Ebenfalls am Sonntag ging es für fünf Torpedos beim Paradiestriathlon Jena an den Start. Zuerst starteten Thorsten Hengelhaupt, Torsten Winter, Marcus Quester und Stefan Höpping in Welle 1 über die Sprintdistanz (0,75/20/5) ehe mit etwas Verspätung Christoph Löffler um kurz nach 14:00 Uhr auf der Jedermanndistanz (0,4/10/2,5) sein Können unter Beweis stellte. Den Schwimmkurs im Schleichersee mit kurzem Landgang bewältigte Torpedo Torsten als Schnellster. In gerade einmal 15:10 Minuten (Schwimmzeit + Wechsel) stieg er als Gesamt zwanzigster aus dem Wasser und lief in die Wechselzone ein. Nach 18:56 Minuten stieß Marcus Quester-, nach 19:45 Minuten Thorsten Hengelhaupt- und nach 22:59 Minuten Stefan Höpping hinzu. Die Radstrecke musste genau wie die Schwimmstrecke zweimal absolviert werden. Nach dem Radfahren stand wie immer noch das Laufen an. Hier mussten drei Runden um den Schleichersee (1 Runde a 1,7 Km) absolviert werde, ehe im Zieleinlauf der tobende Applaus der Zuschauer wartete. Mit einer Gesamtzeit von 01:09;00 Std. und dem Gesamtplatz 18 (4. AK M40/ 3. Th.M) ging Torsten Winter über die Ziellinie (15:10/33:08/20:42). Als Zweiter unserer Torpedos platzierte sich Marcus Quester mit einer Zeit von 01:17;28 als Gesamt 71. (16. AK M35). Das Ergebnis seiner Triathlonpremiere kann sich mit 18:56 Minuten für 750 Meter Schwimmen, 34:44 Minuten Radfahren und den abschließenden 5 Kilometerlauf, den er in 23:48 absolvierte, durchaus sehen lassen. Thorsten Hengelhaupt ging nach 01:19;43 (19:45/35:33/24:25) und Stefan Höpping nach 01:27;32 Std. (22:59/40:15/24:18) über die Ziellinie.

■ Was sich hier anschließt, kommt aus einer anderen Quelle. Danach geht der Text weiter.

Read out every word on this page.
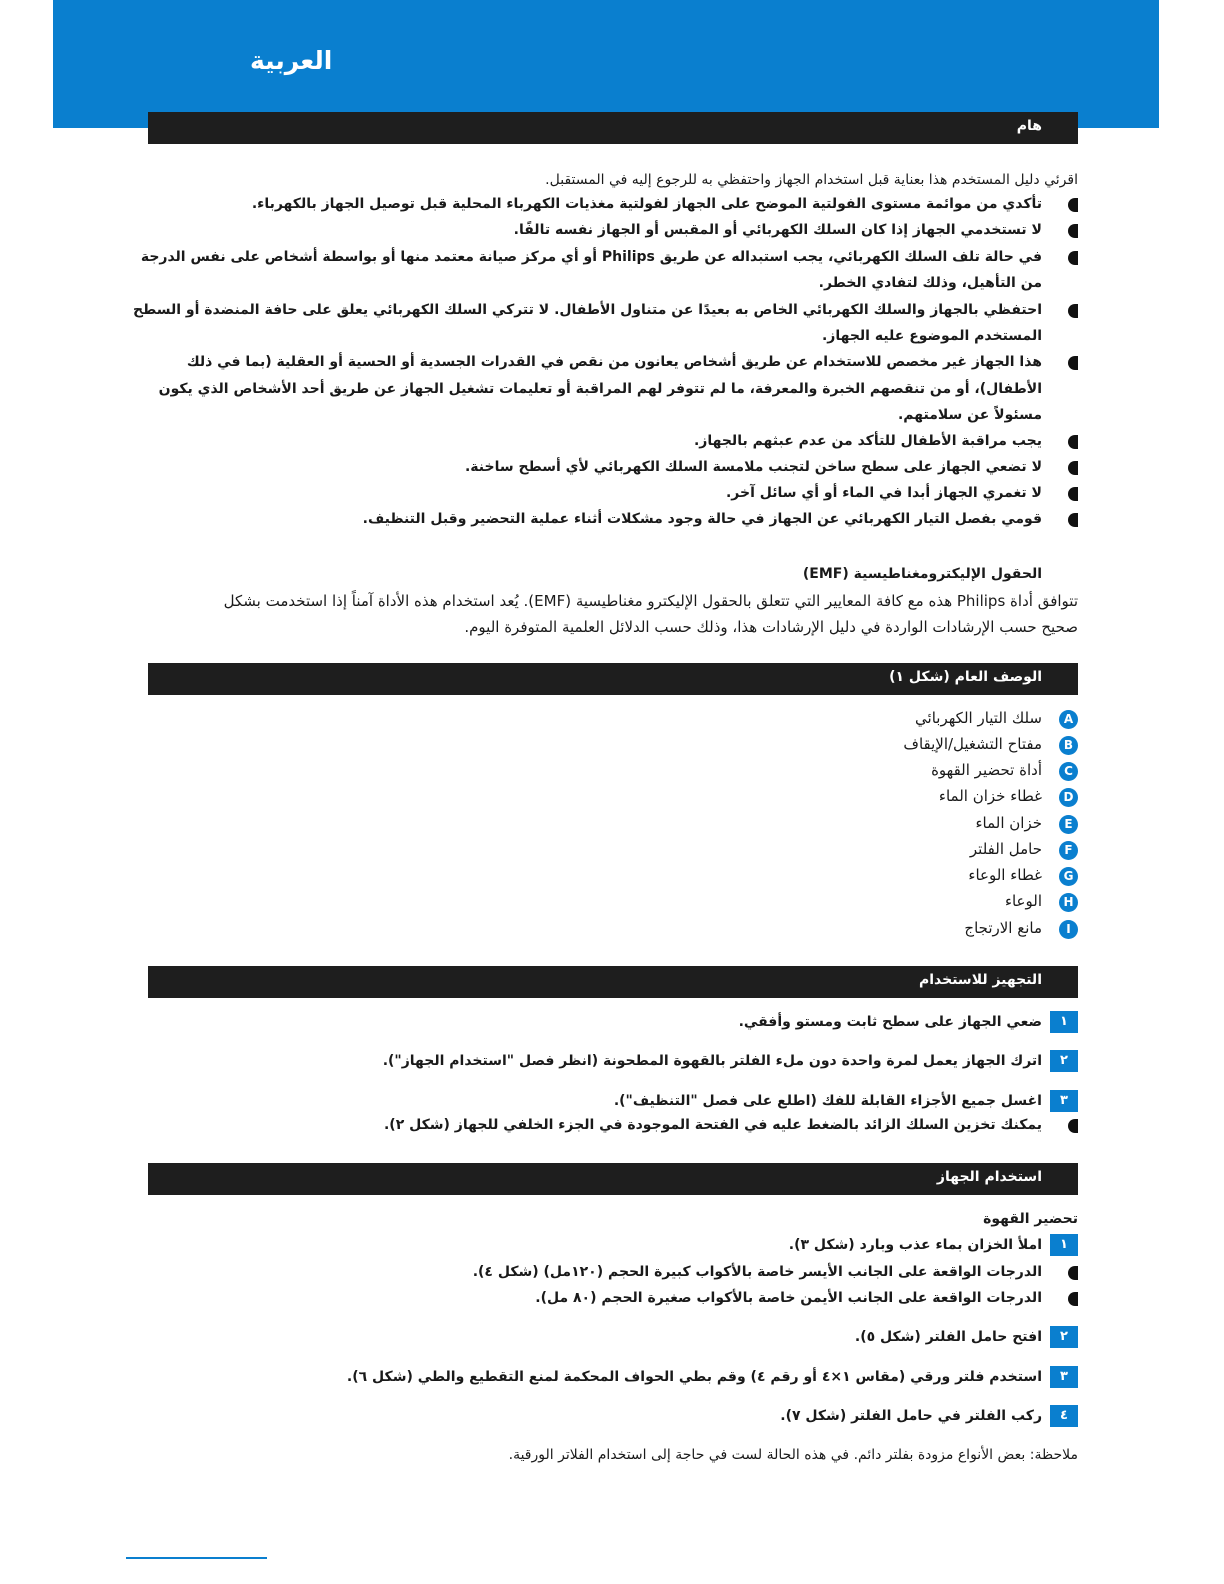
العربية
هام
اقرئي دليل المستخدم هذا بعناية قبل استخدام الجهاز واحتفظي به للرجوع إليه في المستقبل.
تأكدي من موائمة مستوى الفولتية الموضح على الجهاز لفولتية مغذيات الكهرباء المحلية قبل توصيل الجهاز بالكهرباء.
لا تستخدمي الجهاز إذا كان السلك الكهربائي أو المقبس أو الجهاز نفسه تالفًا.
في حالة تلف السلك الكهربائي، يجب استبداله عن طريق Philips أو أي مركز صيانة معتمد منها أو بواسطة أشخاص على نفس الدرجة
من التأهيل، وذلك لتفادي الخطر.
احتفظي بالجهاز والسلك الكهربائي الخاص به بعيدًا عن متناول الأطفال. لا تتركي السلك الكهربائي يعلق على حافة المنضدة أو السطح
المستخدم الموضوع عليه الجهاز.
هذا الجهاز غير مخصص للاستخدام عن طريق أشخاص يعانون من نقص في القدرات الجسدية أو الحسية أو العقلية (بما في ذلك
الأطفال)، أو من تنقصهم الخبرة والمعرفة، ما لم تتوفر لهم المراقبة أو تعليمات تشغيل الجهاز عن طريق أحد الأشخاص الذي يكون
مسئولاً عن سلامتهم.
يجب مراقبة الأطفال للتأكد من عدم عبثهم بالجهاز.
لا تضعي الجهاز على سطح ساخن لتجنب ملامسة السلك الكهربائي لأي أسطح ساخنة.
لا تغمري الجهاز أبدا في الماء أو أي سائل آخر.
قومي بفصل التيار الكهربائي عن الجهاز في حالة وجود مشكلات أثناء عملية التحضير وقبل التنظيف.
الحقول الإليكترومغناطيسية (EMF)
تتوافق أداة Philips هذه مع كافة المعايير التي تتعلق بالحقول الإليكترو مغناطيسية (EMF). يُعد استخدام هذه الأداة آمناً إذا استخدمت بشكل
صحيح حسب الإرشادات الواردة في دليل الإرشادات هذا، وذلك حسب الدلائل العلمية المتوفرة اليوم.
الوصف العام (شكل ١)
A
سلك التيار الكهربائي
B
مفتاح التشغيل/الإيقاف
C
أداة تحضير القهوة
D
غطاء خزان الماء
E
خزان الماء
F
حامل الفلتر
G
غطاء الوعاء
H
الوعاء
I
مانع الارتجاج
التجهيز للاستخدام
١
ضعي الجهاز على سطح ثابت ومستو وأفقي.
٢
اترك الجهاز يعمل لمرة واحدة دون ملء الفلتر بالقهوة المطحونة (انظر فصل "استخدام الجهاز").
٣
اغسل جميع الأجزاء القابلة للفك (اطلع على فصل "التنظيف").
يمكنك تخزين السلك الزائد بالضغط عليه في الفتحة الموجودة في الجزء الخلفي للجهاز (شكل ٢).
استخدام الجهاز
تحضير القهوة
١
املأ الخزان بماء عذب وبارد (شكل ٣).
الدرجات الواقعة على الجانب الأيسر خاصة بالأكواب كبيرة الحجم (١٢٠مل) (شكل ٤).
الدرجات الواقعة على الجانب الأيمن خاصة بالأكواب صغيرة الحجم (٨٠ مل).
٢
افتح حامل الفلتر (شكل ٥).
٣
استخدم فلتر ورقي (مقاس ١×٤ أو رقم ٤) وقم بطي الحواف المحكمة لمنع التقطيع والطي (شكل ٦).
٤
ركب الفلتر في حامل الفلتر (شكل ٧).
ملاحظة: بعض الأنواع مزودة بفلتر دائم. في هذه الحالة لست في حاجة إلى استخدام الفلاتر الورقية.
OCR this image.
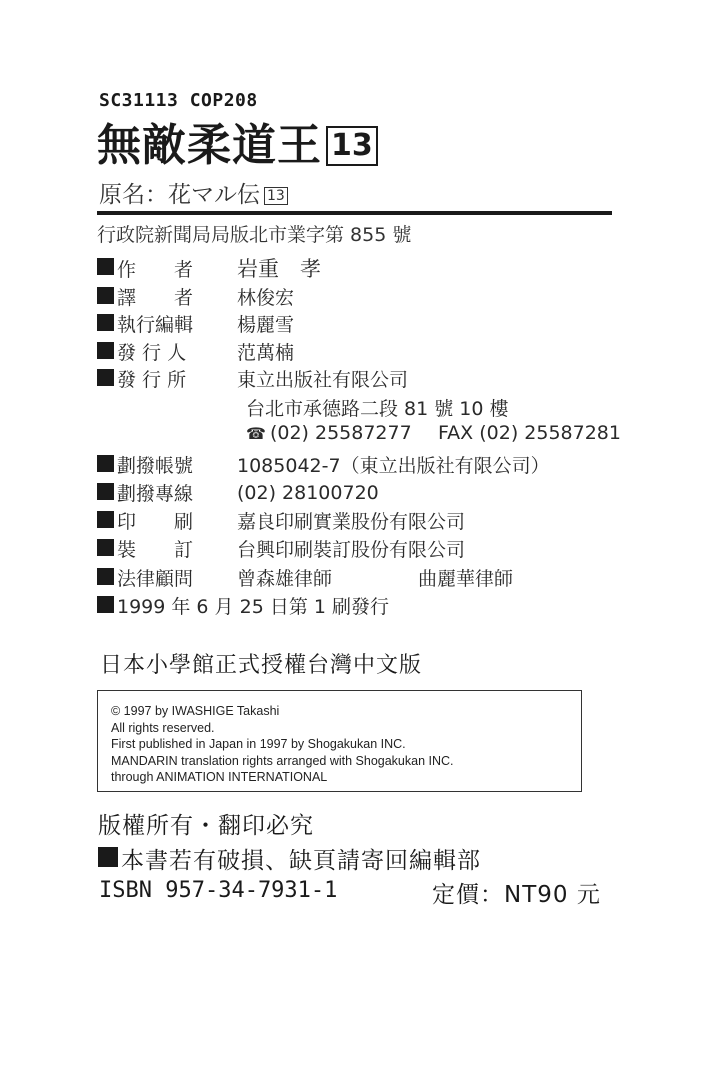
SC31113 COP208
無敵柔道王 13
原名：花マル伝 13
行政院新聞局局版北市業字第 855 號
作　　者 岩重　孝
譯　　者 林俊宏
執行編輯 楊麗雪
發 行 人	范萬楠
發 行 所	東立出版社有限公司
台北市承德路二段 81 號 10 樓
☎ (02) 25587277 FAX (02) 25587281
劃撥帳號 1085042-7（東立出版社有限公司）
劃撥專線 (02) 28100720
印　　刷 嘉良印刷實業股份有限公司
裝　　訂 台興印刷裝訂股份有限公司
法律顧問 曾森雄律師	曲麗華律師
1999 年 6 月 25 日第 1 刷發行
日本小學館正式授權台灣中文版
© 1997 by IWASHIGE Takashi
All rights reserved.
First published in Japan in 1997 by Shogakukan INC.
MANDARIN translation rights arranged with Shogakukan INC.
through ANIMATION INTERNATIONAL
版權所有・翻印必究
本書若有破損、缺頁請寄回編輯部
ISBN 957-34-7931-1	定價：NT90 元
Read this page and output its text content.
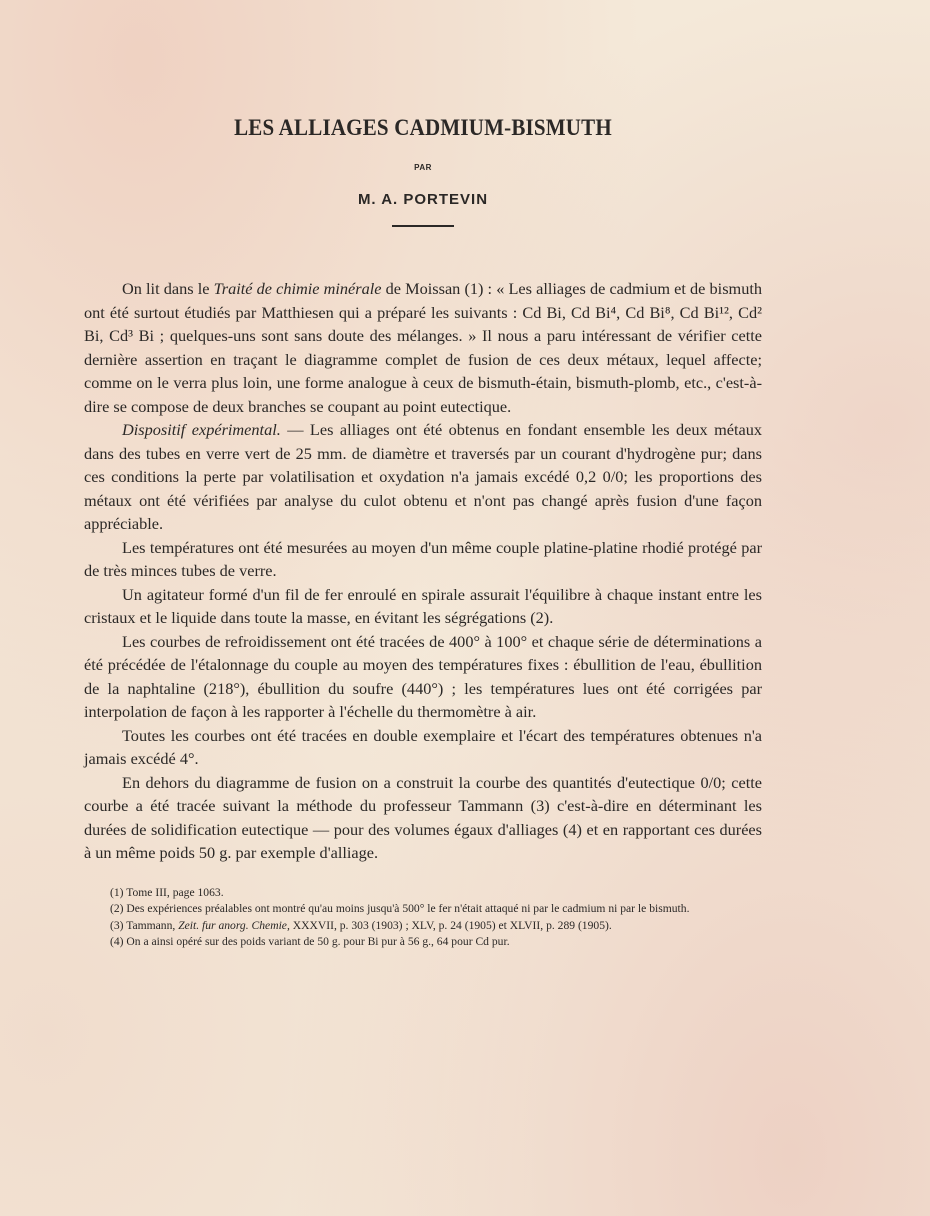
LES ALLIAGES CADMIUM-BISMUTH
PAR
M. A. PORTEVIN

On lit dans le Traité de chimie minérale de Moissan (1) : « Les alliages de cadmium et de bismuth ont été surtout étudiés par Matthiesen qui a préparé les suivants : Cd Bi, Cd Bi⁴, Cd Bi⁸, Cd Bi¹², Cd² Bi, Cd³ Bi ; quelques-uns sont sans doute des mélanges. » Il nous a paru intéressant de vérifier cette dernière assertion en traçant le diagramme complet de fusion de ces deux métaux, lequel affecte; comme on le verra plus loin, une forme analogue à ceux de bismuth-étain, bismuth-plomb, etc., c'est-à-dire se compose de deux branches se coupant au point eutectique.

Dispositif expérimental. — Les alliages ont été obtenus en fondant ensemble les deux métaux dans des tubes en verre vert de 25 mm. de diamètre et traversés par un courant d'hydrogène pur; dans ces conditions la perte par volatilisation et oxydation n'a jamais excédé 0,2 0/0; les proportions des métaux ont été vérifiées par analyse du culot obtenu et n'ont pas changé après fusion d'une façon appréciable.

Les températures ont été mesurées au moyen d'un même couple platine-platine rhodié protégé par de très minces tubes de verre.

Un agitateur formé d'un fil de fer enroulé en spirale assurait l'équilibre à chaque instant entre les cristaux et le liquide dans toute la masse, en évitant les ségrégations (2).

Les courbes de refroidissement ont été tracées de 400° à 100° et chaque série de déterminations a été précédée de l'étalonnage du couple au moyen des températures fixes : ébullition de l'eau, ébullition de la naphtaline (218°), ébullition du soufre (440°) ; les températures lues ont été corrigées par interpolation de façon à les rapporter à l'échelle du thermomètre à air.

Toutes les courbes ont été tracées en double exemplaire et l'écart des températures obtenues n'a jamais excédé 4°.

En dehors du diagramme de fusion on a construit la courbe des quantités d'eutectique 0/0; cette courbe a été tracée suivant la méthode du professeur Tammann (3) c'est-à-dire en déterminant les durées de solidification eutectique — pour des volumes égaux d'alliages (4) et en rapportant ces durées à un même poids 50 g. par exemple d'alliage.

(1) Tome III, page 1063.

(2) Des expériences préalables ont montré qu'au moins jusqu'à 500° le fer n'était attaqué ni par le cadmium ni par le bismuth.

(3) Tammann, Zeit. fur anorg. Chemie, XXXVII, p. 303 (1903) ; XLV, p. 24 (1905) et XLVII, p. 289 (1905).

(4) On a ainsi opéré sur des poids variant de 50 g. pour Bi pur à 56 g., 64 pour Cd pur.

Auch Christoph Löffler lies es sich wieder einmal nicht nehmen und wollte sein Vorjahresergebnis auf dieser Distanz unterbieten. Dieser Sachverhalt war jedoch schwierig zu beurteilen , denn genau wie auf der Sprintdistanz, hatte sich auch auf der Jedermanndistanz die Radstrecke geändert. Die Schwimmstrecke über 400 Meter absolvierte Christoph allerdings 1:40 Min. schneller als im Vorjahr. Mit einem Gesamt 19. (2. AK M30) kann sich auch sein Ergebnis sehen lassen. Nach nur 46:20 Minuten überquerte er sichtlich erleichtert die Ziellinie und lies sich eine der schönen Medaillen umhängen.


Wir gratulieren all unseren Torpedos zu den erbrachten Ergebnissen am Wochenende.